We made an outing to Little Bluff Conservation Area to check out this wall of drift wood that the high waters had pushed onshore. Normally it's only pebbles on this beach, so this was quite an unusual site!

We held our second annual Cardboard Camp getting ready for Skeleton Park Arts Festival. It was totally fun and an inspiration to be working alongside such talented artists.

L to R: Chrissy Poitras, Nella Casson, Kevin Merritt, Holly Gilmour, Krista Dalby

This year our theme was Boxtopiaville. We created an urban environment with all the necessities, like a cat cafe...

... A bike shop, with a nod to our cardboard sponsor, Bloomfield Bicycle Company...

...And a Wheel of Fate that was eagerly spun by many.

Artist: Kevin Merritt

I also had the pleasure of working with Aleks Bragoszewska of Bird Bone Theatre to help animate the Porch Jazz Parade.

And furthermore in cardboard news, I received an honourable mention at Art in the County for my sculpture, Corrugated Cohen. Sweet!

Corrugated Cohen by Krista Dalby

Now it's time to eat our Wheaties as we launch into full-on summer mode. If you're in the area, come for a visit!

25 April 2017

Season 8 "Street Ads"

Because of its complexity and a severe lack of time (mostly focusing on two very large portraits), I didn't get around to executing my idea for an April Fools' gag this year, but I have fun with them (my favourites being the Vaporators and Video Games gags), so I'll make sure I do one next year, even if it's a different idea.

That said, I did create some "street ads" for our upcoming Season 8 starting in May that are sort of in an April Fools' vein because they're not real but meant to appear so (just like our Season 6 promotion gag). And no, I have no idea how much it would have cost to actually buy these ads.
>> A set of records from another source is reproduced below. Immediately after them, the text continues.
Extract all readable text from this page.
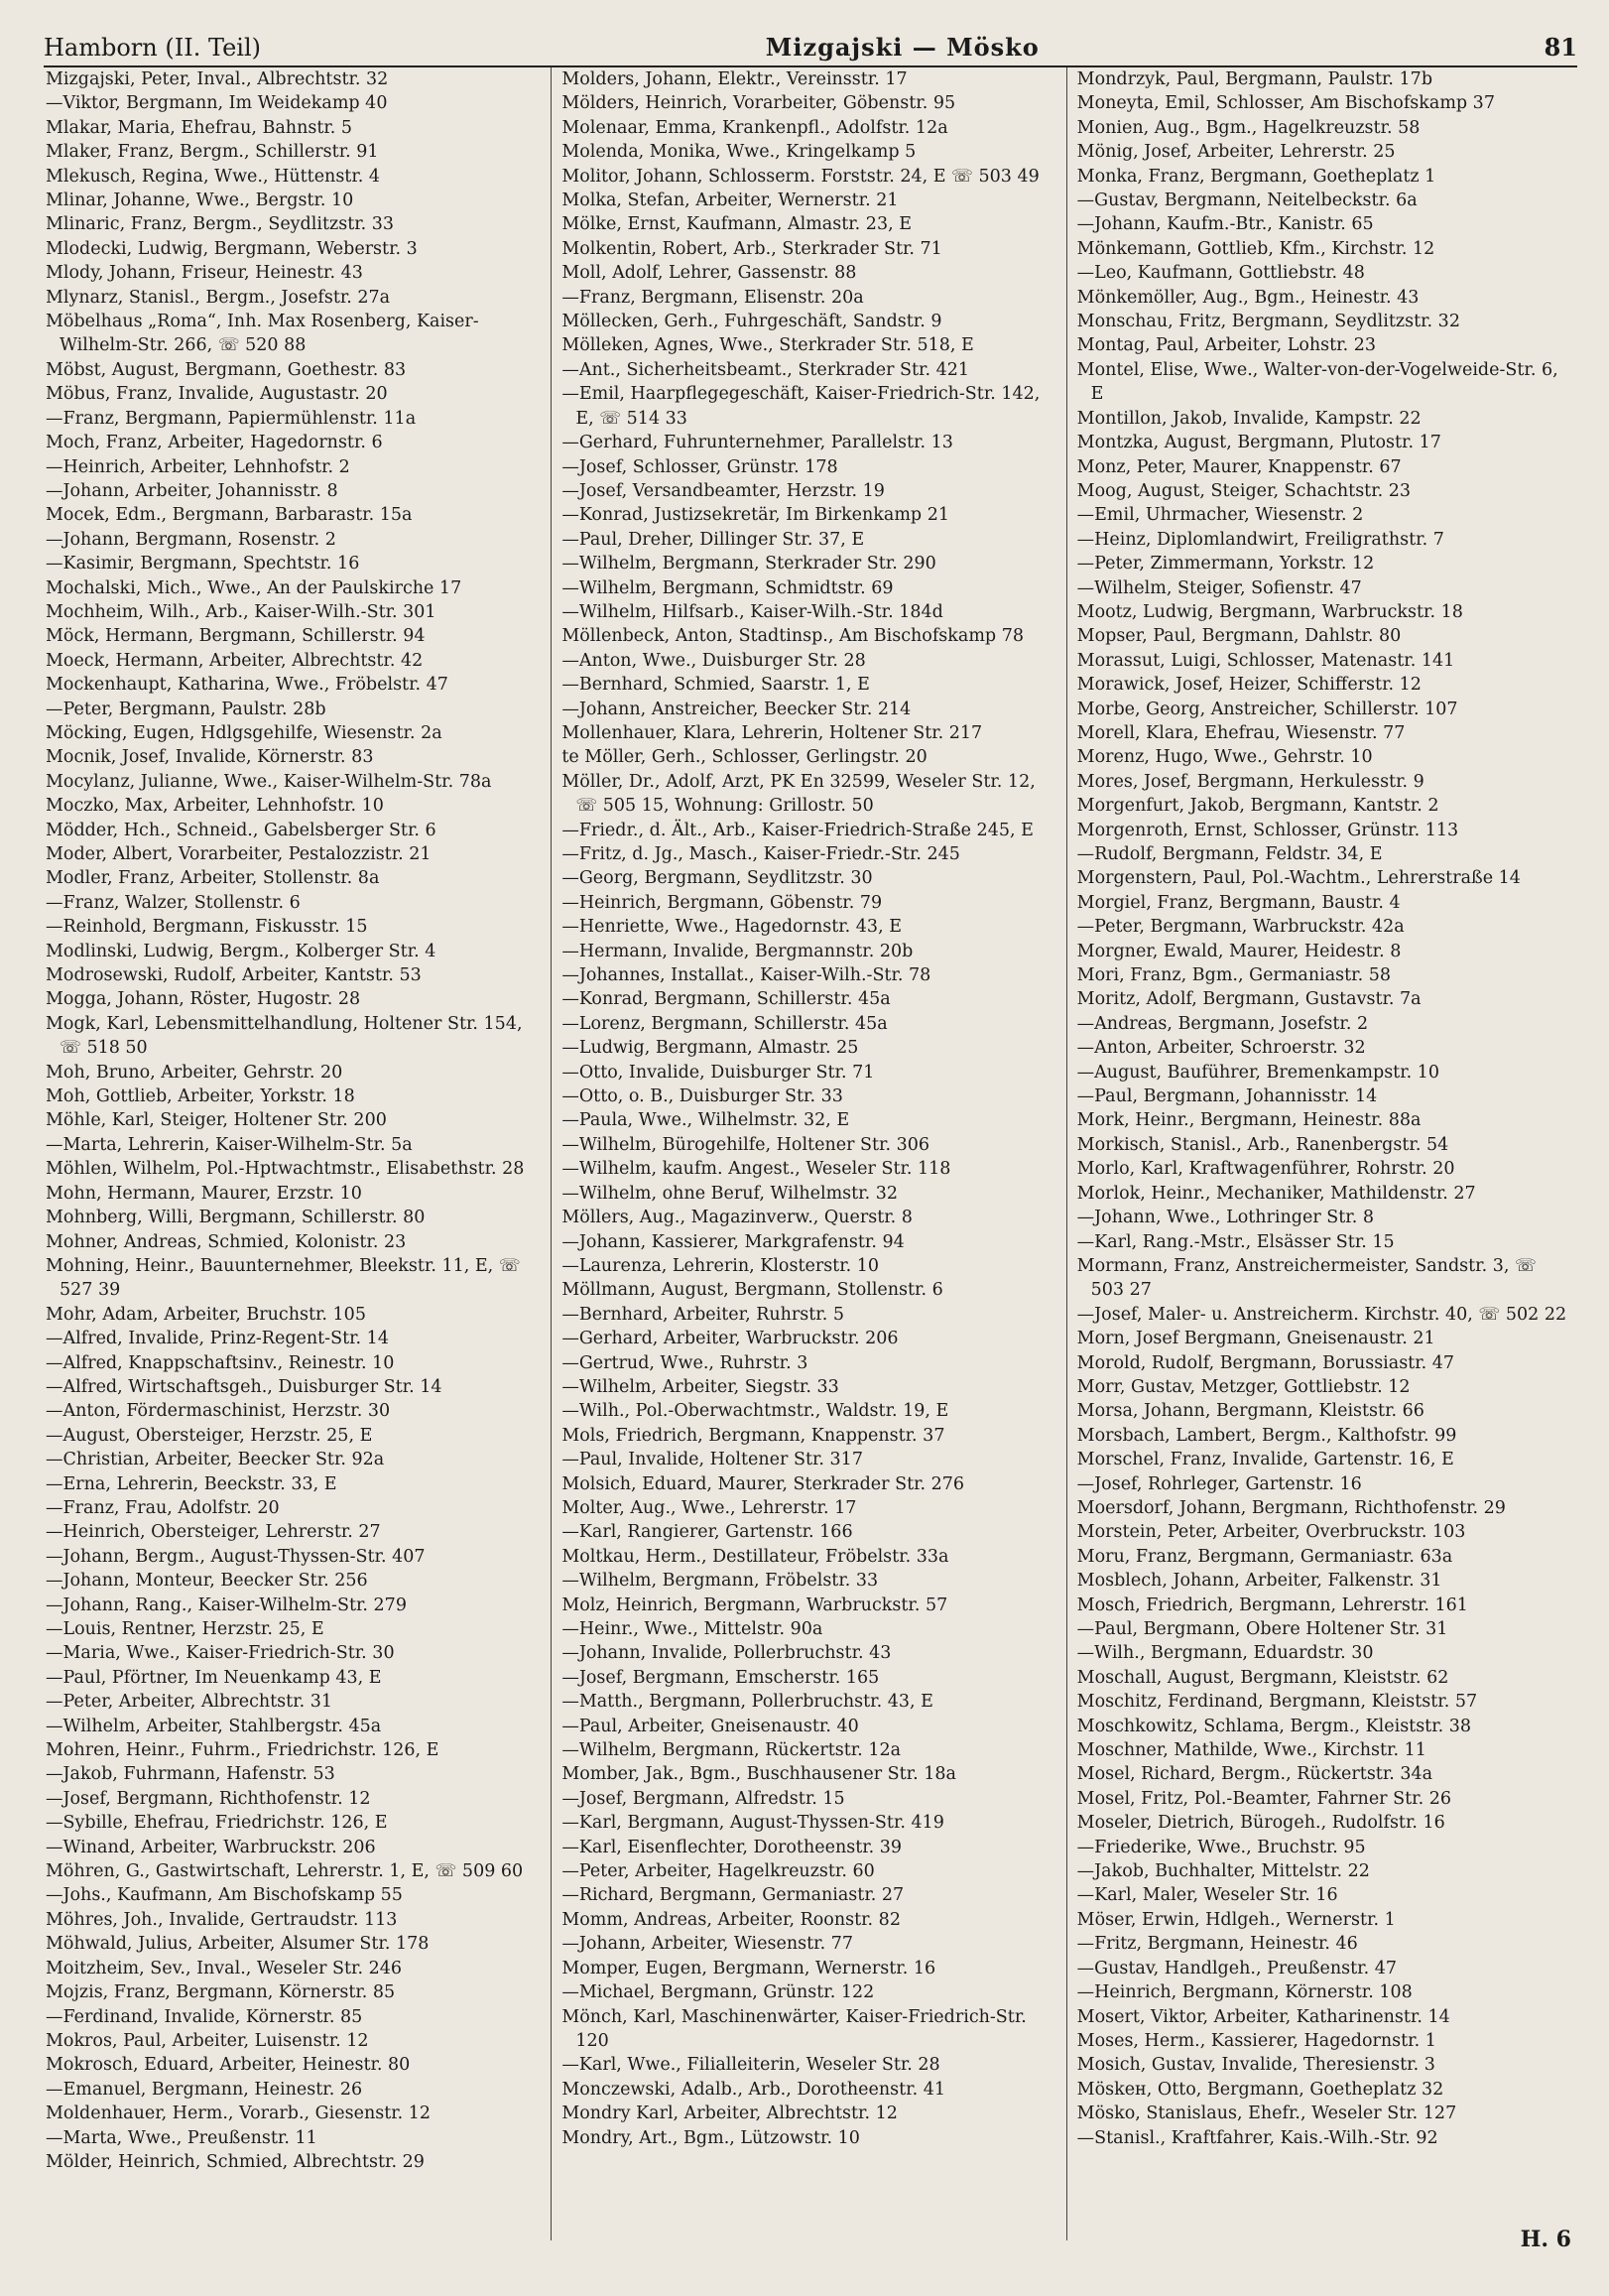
Hamborn (II. Teil)	Mizgajski — Mösko	81
Mizgajski, Peter, Inval., Albrechtstr. 32
—Viktor, Bergmann, Im Weidekamp 40
Mlakar, Maria, Ehefrau, Bahnstr. 5
Mlaker, Franz, Bergm., Schillerstr. 91
Mlekusch, Regina, Wwe., Hüttenstr. 4
Mlinar, Johanne, Wwe., Bergstr. 10
Mlinaric, Franz, Bergm., Seydlitzstr. 33
Mlodecki, Ludwig, Bergmann, Weberstr. 3
Mlody, Johann, Friseur, Heinestr. 43
Mlynarz, Stanisl., Bergm., Josefstr. 27a
Möbelhaus „Roma“, Inh. Max Rosenberg, Kaiser-Wilhelm-Str. 266, ☏ 520 88
Möbst, August, Bergmann, Goethestr. 83
Möbus, Franz, Invalide, Augustastr. 20
—Franz, Bergmann, Papiermühlenstr. 11a
Moch, Franz, Arbeiter, Hagedornstr. 6
—Heinrich, Arbeiter, Lehnhofstr. 2
—Johann, Arbeiter, Johannisstr. 8
Mocek, Edm., Bergmann, Barbarastr. 15a
—Johann, Bergmann, Rosenstr. 2
—Kasimir, Bergmann, Spechtstr. 16
Mochalski, Mich., Wwe., An der Paulskirche 17
Mochheim, Wilh., Arb., Kaiser-Wilh.-Str. 301
Möck, Hermann, Bergmann, Schillerstr. 94
Moeck, Hermann, Arbeiter, Albrechtstr. 42
Mockenhaupt, Katharina, Wwe., Fröbelstr. 47
—Peter, Bergmann, Paulstr. 28b
Möcking, Eugen, Hdlgsgehilfe, Wiesenstr. 2a
Mocnik, Josef, Invalide, Körnerstr. 83
Mocylanz, Julianne, Wwe., Kaiser-Wilhelm-Str. 78a
Moczko, Max, Arbeiter, Lehnhofstr. 10
Mödder, Hch., Schneid., Gabelsberger Str. 6
Moder, Albert, Vorarbeiter, Pestalozzistr. 21
Modler, Franz, Arbeiter, Stollenstr. 8a
—Franz, Walzer, Stollenstr. 6
—Reinhold, Bergmann, Fiskusstr. 15
Modlinski, Ludwig, Bergm., Kolberger Str. 4
Modrosewski, Rudolf, Arbeiter, Kantstr. 53
Mogga, Johann, Röster, Hugostr. 28
Mogk, Karl, Lebensmittelhandlung, Holtener Str. 154, ☏ 518 50
Moh, Bruno, Arbeiter, Gehrstr. 20
Moh, Gottlieb, Arbeiter, Yorkstr. 18
Möhle, Karl, Steiger, Holtener Str. 200
—Marta, Lehrerin, Kaiser-Wilhelm-Str. 5a
Möhlen, Wilhelm, Pol.-Hptwachtmstr., Elisabethstr. 28
Mohn, Hermann, Maurer, Erzstr. 10
Mohnberg, Willi, Bergmann, Schillerstr. 80
Mohner, Andreas, Schmied, Kolonistr. 23
Mohning, Heinr., Bauunternehmer, Bleekstr. 11, E, ☏ 527 39
Mohr, Adam, Arbeiter, Bruchstr. 105
—Alfred, Invalide, Prinz-Regent-Str. 14
—Alfred, Knappschaftsinv., Reinestr. 10
—Alfred, Wirtschaftsgeh., Duisburger Str. 14
—Anton, Fördermaschinist, Herzstr. 30
—August, Obersteiger, Herzstr. 25, E
—Christian, Arbeiter, Beecker Str. 92a
—Erna, Lehrerin, Beeckstr. 33, E
—Franz, Frau, Adolfstr. 20
—Heinrich, Obersteiger, Lehrerstr. 27
—Johann, Bergm., August-Thyssen-Str. 407
—Johann, Monteur, Beecker Str. 256
—Johann, Rang., Kaiser-Wilhelm-Str. 279
—Louis, Rentner, Herzstr. 25, E
—Maria, Wwe., Kaiser-Friedrich-Str. 30
—Paul, Pförtner, Im Neuenkamp 43, E
—Peter, Arbeiter, Albrechtstr. 31
—Wilhelm, Arbeiter, Stahlbergstr. 45a
Mohren, Heinr., Fuhrm., Friedrichstr. 126, E
—Jakob, Fuhrmann, Hafenstr. 53
—Josef, Bergmann, Richthofenstr. 12
—Sybille, Ehefrau, Friedrichstr. 126, E
—Winand, Arbeiter, Warbruckstr. 206
Möhren, G., Gastwirtschaft, Lehrerstr. 1, E, ☏ 509 60
—Johs., Kaufmann, Am Bischofskamp 55
Möhres, Joh., Invalide, Gertraudstr. 113
Möhwald, Julius, Arbeiter, Alsumer Str. 178
Moitzheim, Sev., Inval., Weseler Str. 246
Mojzis, Franz, Bergmann, Körnerstr. 85
—Ferdinand, Invalide, Körnerstr. 85
Mokros, Paul, Arbeiter, Luisenstr. 12
Mokrosch, Eduard, Arbeiter, Heinestr. 80
—Emanuel, Bergmann, Heinestr. 26
Moldenhauer, Herm., Vorarb., Giesenstr. 12
—Marta, Wwe., Preußenstr. 11
Mölder, Heinrich, Schmied, Albrechtstr. 29
Molders, Johann, Elektr., Vereinsstr. 17
Mölders, Heinrich, Vorarbeiter, Göbenstr. 95
Molenaar, Emma, Krankenpfl., Adolfstr. 12a
Molenda, Monika, Wwe., Kringelkamp 5
Molitor, Johann, Schlosserm. Forststr. 24, E ☏ 503 49
Molka, Stefan, Arbeiter, Wernerstr. 21
Mölke, Ernst, Kaufmann, Almastr. 23, E
Molkentin, Robert, Arb., Sterkrader Str. 71
Moll, Adolf, Lehrer, Gassenstr. 88
—Franz, Bergmann, Elisenstr. 20a
Möllecken, Gerh., Fuhrgeschäft, Sandstr. 9
Mölleken, Agnes, Wwe., Sterkrader Str. 518, E
—Ant., Sicherheitsbeamt., Sterkrader Str. 421
—Emil, Haarpflegegeschäft, Kaiser-Friedrich-Str. 142, E, ☏ 514 33
—Gerhard, Fuhrunternehmer, Parallelstr. 13
—Josef, Schlosser, Grünstr. 178
—Josef, Versandbeamter, Herzstr. 19
—Konrad, Justizsekretär, Im Birkenkamp 21
—Paul, Dreher, Dillinger Str. 37, E
—Wilhelm, Bergmann, Sterkrader Str. 290
—Wilhelm, Bergmann, Schmidtstr. 69
—Wilhelm, Hilfsarb., Kaiser-Wilh.-Str. 184d
Möllenbeck, Anton, Stadtinsp., Am Bischofskamp 78
—Anton, Wwe., Duisburger Str. 28
—Bernhard, Schmied, Saarstr. 1, E
—Johann, Anstreicher, Beecker Str. 214
Mollenhauer, Klara, Lehrerin, Holtener Str. 217
te Möller, Gerh., Schlosser, Gerlingstr. 20
Möller, Dr., Adolf, Arzt, PK En 32599, Weseler Str. 12, ☏ 505 15, Wohnung: Grillostr. 50
—Friedr., d. Ält., Arb., Kaiser-Friedrich-Straße 245, E
—Fritz, d. Jg., Masch., Kaiser-Friedr.-Str. 245
—Georg, Bergmann, Seydlitzstr. 30
—Heinrich, Bergmann, Göbenstr. 79
—Henriette, Wwe., Hagedornstr. 43, E
—Hermann, Invalide, Bergmannstr. 20b
—Johannes, Installat., Kaiser-Wilh.-Str. 78
—Konrad, Bergmann, Schillerstr. 45a
—Lorenz, Bergmann, Schillerstr. 45a
—Ludwig, Bergmann, Almastr. 25
—Otto, Invalide, Duisburger Str. 71
—Otto, o. B., Duisburger Str. 33
—Paula, Wwe., Wilhelmstr. 32, E
—Wilhelm, Bürogehilfe, Holtener Str. 306
—Wilhelm, kaufm. Angest., Weseler Str. 118
—Wilhelm, ohne Beruf, Wilhelmstr. 32
Möllers, Aug., Magazinverw., Querstr. 8
—Johann, Kassierer, Markgrafenstr. 94
—Laurenza, Lehrerin, Klosterstr. 10
Möllmann, August, Bergmann, Stollenstr. 6
—Bernhard, Arbeiter, Ruhrstr. 5
—Gerhard, Arbeiter, Warbruckstr. 206
—Gertrud, Wwe., Ruhrstr. 3
—Wilhelm, Arbeiter, Siegstr. 33
—Wilh., Pol.-Oberwachtmstr., Waldstr. 19, E
Mols, Friedrich, Bergmann, Knappenstr. 37
—Paul, Invalide, Holtener Str. 317
Molsich, Eduard, Maurer, Sterkrader Str. 276
Molter, Aug., Wwe., Lehrerstr. 17
—Karl, Rangierer, Gartenstr. 166
Moltkau, Herm., Destillateur, Fröbelstr. 33a
—Wilhelm, Bergmann, Fröbelstr. 33
Molz, Heinrich, Bergmann, Warbruckstr. 57
—Heinr., Wwe., Mittelstr. 90a
—Johann, Invalide, Pollerbruchstr. 43
—Josef, Bergmann, Emscherstr. 165
—Matth., Bergmann, Pollerbruchstr. 43, E
—Paul, Arbeiter, Gneisenaustr. 40
—Wilhelm, Bergmann, Rückertstr. 12a
Momber, Jak., Bgm., Buschhausener Str. 18a
—Josef, Bergmann, Alfredstr. 15
—Karl, Bergmann, August-Thyssen-Str. 419
—Karl, Eisenflechter, Dorotheenstr. 39
—Peter, Arbeiter, Hagelkreuzstr. 60
—Richard, Bergmann, Germaniastr. 27
Momm, Andreas, Arbeiter, Roonstr. 82
—Johann, Arbeiter, Wiesenstr. 77
Momper, Eugen, Bergmann, Wernerstr. 16
—Michael, Bergmann, Grünstr. 122
Mönch, Karl, Maschinenwärter, Kaiser-Friedrich-Str. 120
—Karl, Wwe., Filialleiterin, Weseler Str. 28
Monczewski, Adalb., Arb., Dorotheenstr. 41
Mondry Karl, Arbeiter, Albrechtstr. 12
Mondry, Art., Bgm., Lützowstr. 10
Mondrzyk, Paul, Bergmann, Paulstr. 17b
Moneyta, Emil, Schlosser, Am Bischofskamp 37
Monien, Aug., Bgm., Hagelkreuzstr. 58
Mönig, Josef, Arbeiter, Lehrerstr. 25
Monka, Franz, Bergmann, Goetheplatz 1
—Gustav, Bergmann, Neitelbeckstr. 6a
—Johann, Kaufm.-Btr., Kanistr. 65
Mönkemann, Gottlieb, Kfm., Kirchstr. 12
—Leo, Kaufmann, Gottliebstr. 48
Mönkemöller, Aug., Bgm., Heinestr. 43
Monschau, Fritz, Bergmann, Seydlitzstr. 32
Montag, Paul, Arbeiter, Lohstr. 23
Montel, Elise, Wwe., Walter-von-der-Vogelweide-Str. 6, E
Montillon, Jakob, Invalide, Kampstr. 22
Montzka, August, Bergmann, Plutostr. 17
Monz, Peter, Maurer, Knappenstr. 67
Moog, August, Steiger, Schachtstr. 23
—Emil, Uhrmacher, Wiesenstr. 2
—Heinz, Diplomlandwirt, Freiligrathstr. 7
—Peter, Zimmermann, Yorkstr. 12
—Wilhelm, Steiger, Sofienstr. 47
Mootz, Ludwig, Bergmann, Warbruckstr. 18
Mopser, Paul, Bergmann, Dahlstr. 80
Morassut, Luigi, Schlosser, Matenastr. 141
Morawick, Josef, Heizer, Schifferstr. 12
Morbe, Georg, Anstreicher, Schillerstr. 107
Morell, Klara, Ehefrau, Wiesenstr. 77
Morenz, Hugo, Wwe., Gehrstr. 10
Mores, Josef, Bergmann, Herkulesstr. 9
Morgenfurt, Jakob, Bergmann, Kantstr. 2
Morgenroth, Ernst, Schlosser, Grünstr. 113
—Rudolf, Bergmann, Feldstr. 34, E
Morgenstern, Paul, Pol.-Wachtm., Lehrerstraße 14
Morgiel, Franz, Bergmann, Baustr. 4
—Peter, Bergmann, Warbruckstr. 42a
Morgner, Ewald, Maurer, Heidestr. 8
Mori, Franz, Bgm., Germaniastr. 58
Moritz, Adolf, Bergmann, Gustavstr. 7a
—Andreas, Bergmann, Josefstr. 2
—Anton, Arbeiter, Schroerstr. 32
—August, Bauführer, Bremenkampstr. 10
—Paul, Bergmann, Johannisstr. 14
Mork, Heinr., Bergmann, Heinestr. 88a
Morkisch, Stanisl., Arb., Ranenbergstr. 54
Morlo, Karl, Kraftwagenführer, Rohrstr. 20
Morlok, Heinr., Mechaniker, Mathildenstr. 27
—Johann, Wwe., Lothringer Str. 8
—Karl, Rang.-Mstr., Elsässer Str. 15
Mormann, Franz, Anstreichermeister, Sandstr. 3, ☏ 503 27
—Josef, Maler- u. Anstreicherm. Kirchstr. 40, ☏ 502 22
Morn, Josef Bergmann, Gneisenaustr. 21
Morold, Rudolf, Bergmann, Borussiastr. 47
Morr, Gustav, Metzger, Gottliebstr. 12
Morsa, Johann, Bergmann, Kleiststr. 66
Morsbach, Lambert, Bergm., Kalthofstr. 99
Morschel, Franz, Invalide, Gartenstr. 16, E
—Josef, Rohrleger, Gartenstr. 16
Moersdorf, Johann, Bergmann, Richthofenstr. 29
Morstein, Peter, Arbeiter, Overbruckstr. 103
Moru, Franz, Bergmann, Germaniastr. 63a
Mosblech, Johann, Arbeiter, Falkenstr. 31
Mosch, Friedrich, Bergmann, Lehrerstr. 161
—Paul, Bergmann, Obere Holtener Str. 31
—Wilh., Bergmann, Eduardstr. 30
Moschall, August, Bergmann, Kleiststr. 62
Moschitz, Ferdinand, Bergmann, Kleiststr. 57
Moschkowitz, Schlama, Bergm., Kleiststr. 38
Moschner, Mathilde, Wwe., Kirchstr. 11
Mosel, Richard, Bergm., Rückertstr. 34a
Mosel, Fritz, Pol.-Beamter, Fahrner Str. 26
Moseler, Dietrich, Bürogeh., Rudolfstr. 16
—Friederike, Wwe., Bruchstr. 95
—Jakob, Buchhalter, Mittelstr. 22
—Karl, Maler, Weseler Str. 16
Möser, Erwin, Hdlgeh., Wernerstr. 1
—Fritz, Bergmann, Heinestr. 46
—Gustav, Handlgeh., Preußenstr. 47
—Heinrich, Bergmann, Körnerstr. 108
Mosert, Viktor, Arbeiter, Katharinenstr. 14
Moses, Herm., Kassierer, Hagedornstr. 1
Mosich, Gustav, Invalide, Theresienstr. 3
Möskeн, Otto, Bergmann, Goetheplatz 32
Mösko, Stanislaus, Ehefr., Weseler Str. 127
—Stanisl., Kraftfahrer, Kais.-Wilh.-Str. 92
H. 6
I started by designing a poster in CorelDraw using photos of various Small Pond scenes (the silo, bike, and the Milky Way, our first barn quilt, and a large triptych I painted last year), but the key element was the 1970s-inspired Season 8 logo to stand out front and centre. The '70s angle was to tie in the "celebrity endorsements" I had in mind (see below) –plus, I like that aesthetic.

Next, I took a number of photos of bus shelters and streetcars while on a short visit to Toronto with PhotoShoppery in mind (angles and lighting were key concerns). As usual, I shot way more than I needed so I could pick the best ones for the project.

Stopped at a red light, camera ready, I got this nice shot of a TTC streetcar showcasing the ad panels.
This narrow, horizontal layout made including the photos difficult, and since the logo and the date covered the "what," "when," and "where," I eliminated the pictures to be as concise as possible.

This was shot near our old neighbourhood at the intersection of College and Ossington (I was heading northbound). I liked the angle and street elements, but knew that the foreground glass was going to make this one a real challenge –a challenge that would end up making this one look the most realistic if my digital surgery skills were up to the task.

As you can sort of see, a lot of work went into recreating all the elements that would be in front of the poster were it really inside that bus shelter. It's never just a matter of cut-and-paste! I wasn't too worried about obscuring the poster too much (it would be seen clearly in the first photo up top) –in fact, the poster itself is a bit of a MacGuffin since the logo was the most important feature as far as legibility was concerned. 

Of course, what's a fun PhotoShop project without bizarre anachronisms? Celebrity endorsements are one thing, but time travel is way beyond our capability for now. In any case, John and Debbie seem to be enjoying the only Small Pond shirts we've ever "made."